Movies in China

The first film screenings in China took place in Shanghai in 1896, and the city became an early center for film production. The first regular film company was Asia Motion Picture Company, established by the American Benjamin Polaski. Ming Hsing, the first Chinese-owned company, began production in 1922. In Hong Kong and Canton, films made in Cantonese were exported to emigrated Chinese worldwide. With the sound film began a more community oriented production, i.a. by directors Cheng Bu-kao and Tsi Chu-bed; the latter team i.a. The Fisherman’s Song (1934).

Gong Li

Gong Li, China’s most famous international actor, in Zhang Yimou’s film Behind the Red Lantern (1991).

The Japanese invasion of 1937 drove most of the filmmakers from Shanghai to Hong Kong and Taiwan, and the Japanese took over the means of production. After the victory of communism in 1949, the Chinese film developed very differently in the People’s Republic of China, Hong Kong and Taiwan. Mao’s regime geared up film environments and drifted production figures in the weather, to China in the early 1960s made over 400 films per year. The filmmakers, however, worked under extreme ideological conditions, and almost without exception made official film productions that gloriously glorified the communist revolution, often in a theatrical form of colors, music and dance. The Cultural Revolution became a new disaster for the Chinese film; directors were sent away from Shanghai to retrain, and production ceased in 1967-72.
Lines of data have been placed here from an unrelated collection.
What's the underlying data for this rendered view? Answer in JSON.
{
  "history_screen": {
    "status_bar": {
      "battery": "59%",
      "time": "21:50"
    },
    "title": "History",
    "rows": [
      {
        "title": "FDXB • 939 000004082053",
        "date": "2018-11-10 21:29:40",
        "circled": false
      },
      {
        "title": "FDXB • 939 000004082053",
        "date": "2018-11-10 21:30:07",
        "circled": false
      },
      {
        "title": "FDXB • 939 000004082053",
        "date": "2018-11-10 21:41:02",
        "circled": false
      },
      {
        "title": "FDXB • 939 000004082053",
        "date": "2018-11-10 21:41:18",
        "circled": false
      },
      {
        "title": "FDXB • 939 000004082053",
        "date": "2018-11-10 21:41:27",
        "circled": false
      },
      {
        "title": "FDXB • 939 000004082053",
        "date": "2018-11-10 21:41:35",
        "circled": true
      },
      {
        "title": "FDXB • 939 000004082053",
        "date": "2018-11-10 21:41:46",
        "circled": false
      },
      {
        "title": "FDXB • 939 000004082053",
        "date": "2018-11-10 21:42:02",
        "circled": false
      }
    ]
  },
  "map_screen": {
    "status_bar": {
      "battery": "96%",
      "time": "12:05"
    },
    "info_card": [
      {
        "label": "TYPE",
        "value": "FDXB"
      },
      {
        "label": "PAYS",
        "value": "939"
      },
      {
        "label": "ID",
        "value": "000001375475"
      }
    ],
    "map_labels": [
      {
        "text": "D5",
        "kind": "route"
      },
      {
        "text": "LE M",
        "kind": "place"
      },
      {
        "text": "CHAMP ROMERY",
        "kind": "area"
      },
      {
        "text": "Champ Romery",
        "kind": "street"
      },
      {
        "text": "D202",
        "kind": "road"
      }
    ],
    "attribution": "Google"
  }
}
It wasn’t until the late 1970s that a real change came. Beijing’s state film school reopened in 1978, and the first student body – commonly referred to as “the fifth generation” in China – created a boom in Chinese film. Production increased again, to approx. 150 feature films a year in the 1980s. Foremost among Chinese 1980s and 1990s Chinese filmmakers are Xie Fei with Hibiscus City (1987), Chen Kaige with Yellow Earth (1983), and Zhang Yimou with Red Grain (1988), Ju Dou (1989), and the Shanghai Triad ( 1995). Actress Gong Li won international fame in Zhang’s films, and Zhang has since made the popular melee movie Hero (2002).

A generational shift is about to take place in Chinese film, among the new names being Jiang Wen with Guizi lai le (2000).